Oil-Tanker Hire Costs Fall for Second Session as Demand Weakens

2013-02-07

Hire costs for the largest oil tankers fell for a second session as demand slowed to charter ships to haul cargoes of Middle East crude to Asia, the industry’s busiest trade route.

Booking rates for very large crude carriers on the benchmark Saudi Arabia-to-Japan voyage slipped 0.2 percent to 31.74 industry-standard Worldscale points, figures from the London-based Baltic Exchange showed today. Rates are up 4.3 percent from this year’s low on Jan. 28.

Earnings for VLCCs bound for Asia from the Middle East continue to drop “as the market has yet to see significant activity thus far this year,” analyst Sam Margolin at investment bank Dahlman Rose & Co. in New York said in an e- mailed report. Returns slid to about $9,800 a day from about $10,200, he said. There are 111 ships available in the Persian Gulf over the next 30 days, Marex Spectron Group data showed.

“With the upcoming Chinese New Year, less activity is expected in the Middle East Gulf,” the consulting unit of Oslo- based shipping-services and investment-banking company Astrup Fearnley said in an e-mailed report. “More tonnage may be added to an already more-than-ample position list, giving no reason for owners to celebrate.”

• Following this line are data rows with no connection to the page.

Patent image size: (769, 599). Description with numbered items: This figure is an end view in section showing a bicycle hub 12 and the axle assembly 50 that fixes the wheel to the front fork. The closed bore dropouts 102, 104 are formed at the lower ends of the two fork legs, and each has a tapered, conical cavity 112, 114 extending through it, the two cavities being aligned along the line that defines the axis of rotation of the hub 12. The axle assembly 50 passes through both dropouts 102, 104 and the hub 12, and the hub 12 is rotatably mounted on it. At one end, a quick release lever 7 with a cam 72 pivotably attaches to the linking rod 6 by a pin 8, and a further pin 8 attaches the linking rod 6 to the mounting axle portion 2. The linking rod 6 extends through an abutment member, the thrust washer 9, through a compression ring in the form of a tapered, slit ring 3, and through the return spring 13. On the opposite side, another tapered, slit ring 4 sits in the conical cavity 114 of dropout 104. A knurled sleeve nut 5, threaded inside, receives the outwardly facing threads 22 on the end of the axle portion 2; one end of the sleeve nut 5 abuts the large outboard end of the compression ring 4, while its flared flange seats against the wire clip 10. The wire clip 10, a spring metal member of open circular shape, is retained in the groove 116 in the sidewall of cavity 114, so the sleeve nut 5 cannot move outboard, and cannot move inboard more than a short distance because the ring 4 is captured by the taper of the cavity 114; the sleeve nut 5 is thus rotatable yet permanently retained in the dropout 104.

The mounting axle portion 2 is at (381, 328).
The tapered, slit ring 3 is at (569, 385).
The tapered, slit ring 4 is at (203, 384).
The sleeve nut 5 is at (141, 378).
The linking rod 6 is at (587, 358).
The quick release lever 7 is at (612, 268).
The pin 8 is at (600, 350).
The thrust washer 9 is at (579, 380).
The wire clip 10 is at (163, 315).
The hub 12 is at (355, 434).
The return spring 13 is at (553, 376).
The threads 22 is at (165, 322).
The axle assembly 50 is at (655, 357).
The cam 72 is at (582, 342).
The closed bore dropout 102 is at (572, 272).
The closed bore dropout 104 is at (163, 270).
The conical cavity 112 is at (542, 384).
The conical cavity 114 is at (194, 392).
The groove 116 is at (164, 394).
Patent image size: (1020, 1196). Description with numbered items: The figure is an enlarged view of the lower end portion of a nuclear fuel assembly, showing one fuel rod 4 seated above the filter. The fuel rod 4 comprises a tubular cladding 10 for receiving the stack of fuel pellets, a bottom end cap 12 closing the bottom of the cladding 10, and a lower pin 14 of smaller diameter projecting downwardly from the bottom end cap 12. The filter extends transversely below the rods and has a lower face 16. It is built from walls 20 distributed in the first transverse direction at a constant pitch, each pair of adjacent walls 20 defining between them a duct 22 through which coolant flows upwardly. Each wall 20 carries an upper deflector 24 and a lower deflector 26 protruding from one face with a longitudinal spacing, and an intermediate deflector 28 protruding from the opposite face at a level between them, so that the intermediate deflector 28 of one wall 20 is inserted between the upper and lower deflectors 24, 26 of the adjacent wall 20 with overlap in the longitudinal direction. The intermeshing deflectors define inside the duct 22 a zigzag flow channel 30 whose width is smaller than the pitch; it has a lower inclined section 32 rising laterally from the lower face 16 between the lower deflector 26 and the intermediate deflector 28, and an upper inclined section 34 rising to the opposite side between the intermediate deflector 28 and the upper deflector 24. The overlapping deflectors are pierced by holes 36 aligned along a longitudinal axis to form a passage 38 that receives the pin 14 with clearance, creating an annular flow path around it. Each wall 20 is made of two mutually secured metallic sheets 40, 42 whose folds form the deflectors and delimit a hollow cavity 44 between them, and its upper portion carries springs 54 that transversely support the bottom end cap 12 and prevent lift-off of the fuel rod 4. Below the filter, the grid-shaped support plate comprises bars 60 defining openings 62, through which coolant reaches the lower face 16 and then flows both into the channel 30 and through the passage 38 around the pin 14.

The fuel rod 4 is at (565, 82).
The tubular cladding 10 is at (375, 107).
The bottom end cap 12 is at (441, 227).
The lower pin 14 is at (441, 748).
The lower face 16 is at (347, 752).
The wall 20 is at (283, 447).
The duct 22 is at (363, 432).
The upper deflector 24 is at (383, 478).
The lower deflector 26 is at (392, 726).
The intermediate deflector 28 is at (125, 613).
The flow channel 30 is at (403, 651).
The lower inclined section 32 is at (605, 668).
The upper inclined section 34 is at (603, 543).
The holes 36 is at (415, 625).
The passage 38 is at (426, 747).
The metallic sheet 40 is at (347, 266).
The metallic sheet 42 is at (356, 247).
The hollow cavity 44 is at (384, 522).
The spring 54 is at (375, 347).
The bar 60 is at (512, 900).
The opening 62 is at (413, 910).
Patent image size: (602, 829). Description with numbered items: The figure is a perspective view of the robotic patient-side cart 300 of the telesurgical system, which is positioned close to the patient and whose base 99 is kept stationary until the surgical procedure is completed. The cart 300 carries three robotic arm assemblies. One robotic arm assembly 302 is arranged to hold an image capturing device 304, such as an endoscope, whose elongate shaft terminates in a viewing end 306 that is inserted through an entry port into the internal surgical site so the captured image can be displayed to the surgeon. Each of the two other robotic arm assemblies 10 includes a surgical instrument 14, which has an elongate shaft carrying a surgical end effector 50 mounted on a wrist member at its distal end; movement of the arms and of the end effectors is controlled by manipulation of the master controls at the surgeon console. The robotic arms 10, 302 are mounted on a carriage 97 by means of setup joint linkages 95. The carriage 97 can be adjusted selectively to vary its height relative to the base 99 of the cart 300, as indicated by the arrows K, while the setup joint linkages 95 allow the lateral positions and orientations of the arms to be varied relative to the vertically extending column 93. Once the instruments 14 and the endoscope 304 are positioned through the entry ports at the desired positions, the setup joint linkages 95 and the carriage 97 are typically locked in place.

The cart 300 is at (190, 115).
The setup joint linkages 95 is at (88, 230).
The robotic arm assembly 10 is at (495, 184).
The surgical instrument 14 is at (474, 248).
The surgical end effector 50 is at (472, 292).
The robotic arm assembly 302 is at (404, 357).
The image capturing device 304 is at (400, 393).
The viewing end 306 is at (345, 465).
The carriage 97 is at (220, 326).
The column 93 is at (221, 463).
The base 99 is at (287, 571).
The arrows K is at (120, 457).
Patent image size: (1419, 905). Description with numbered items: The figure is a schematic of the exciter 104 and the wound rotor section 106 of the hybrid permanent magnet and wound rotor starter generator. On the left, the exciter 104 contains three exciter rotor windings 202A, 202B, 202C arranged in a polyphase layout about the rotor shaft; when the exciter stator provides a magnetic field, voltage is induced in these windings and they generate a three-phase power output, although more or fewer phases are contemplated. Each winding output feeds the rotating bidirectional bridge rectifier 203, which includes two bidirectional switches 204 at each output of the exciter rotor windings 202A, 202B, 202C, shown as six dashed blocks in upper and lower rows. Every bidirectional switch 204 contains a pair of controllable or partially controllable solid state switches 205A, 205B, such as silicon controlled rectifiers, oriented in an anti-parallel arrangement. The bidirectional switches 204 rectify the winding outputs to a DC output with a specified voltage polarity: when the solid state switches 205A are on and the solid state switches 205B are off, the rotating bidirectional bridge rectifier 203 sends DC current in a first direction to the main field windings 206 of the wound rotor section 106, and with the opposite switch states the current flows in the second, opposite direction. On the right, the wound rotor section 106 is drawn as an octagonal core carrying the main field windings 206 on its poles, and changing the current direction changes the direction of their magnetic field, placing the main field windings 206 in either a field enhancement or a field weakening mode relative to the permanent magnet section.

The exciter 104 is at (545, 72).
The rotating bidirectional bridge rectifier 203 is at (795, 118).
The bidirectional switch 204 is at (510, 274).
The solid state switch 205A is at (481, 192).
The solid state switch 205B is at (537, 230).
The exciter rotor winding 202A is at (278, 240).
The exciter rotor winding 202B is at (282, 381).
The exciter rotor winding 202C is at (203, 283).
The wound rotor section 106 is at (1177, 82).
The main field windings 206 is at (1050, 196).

Financial markets in China, the world’s second-biggest crude buyer after the U.S., will be closed next week for the Lunar New Year holiday.

2 Million Barrels

Daily losses for VLCCs on the benchmark voyage as determined by the exchange narrowed to $5,355 from $5,382 yesterday. The ships, each able to hold 2 million barrels of oil, earned money in only four sessions in the third quarter on the journey.

The exchange’s assessments fail to account for owners’ efforts to improve returns by securing cargoes for a voyage’s return leg or reducing speed to burn less fuel, known as slow- steaming. The price of fuel, or bunkers, the industry’s main expense, slipped 0.1 percent to $642.91 a metric ton yesterday, figures compiled by Bloomberg from 25 ports showed.

The combined carrying capacity of the world VLCC fleet will expand 5.3 percent this year, below demand growth of 5.9 percent, according to Clarkson Plc, the biggest shipbroker.

The Worldscale system is a method for pricing oil cargoes on thousands of trade routes. Each individual voyage’s flat rate, expressed in dollars a ton, is set once a year. Today’s level means hire costs on the benchmark route are 31.74 percent of the nominal Worldscale rate for that voyage.

The Baltic Dirty Tanker Index, a broader measure of oil- shipping costs that includes vessels smaller than VLCCs, added 0.6 percent to 636, according to the exchange.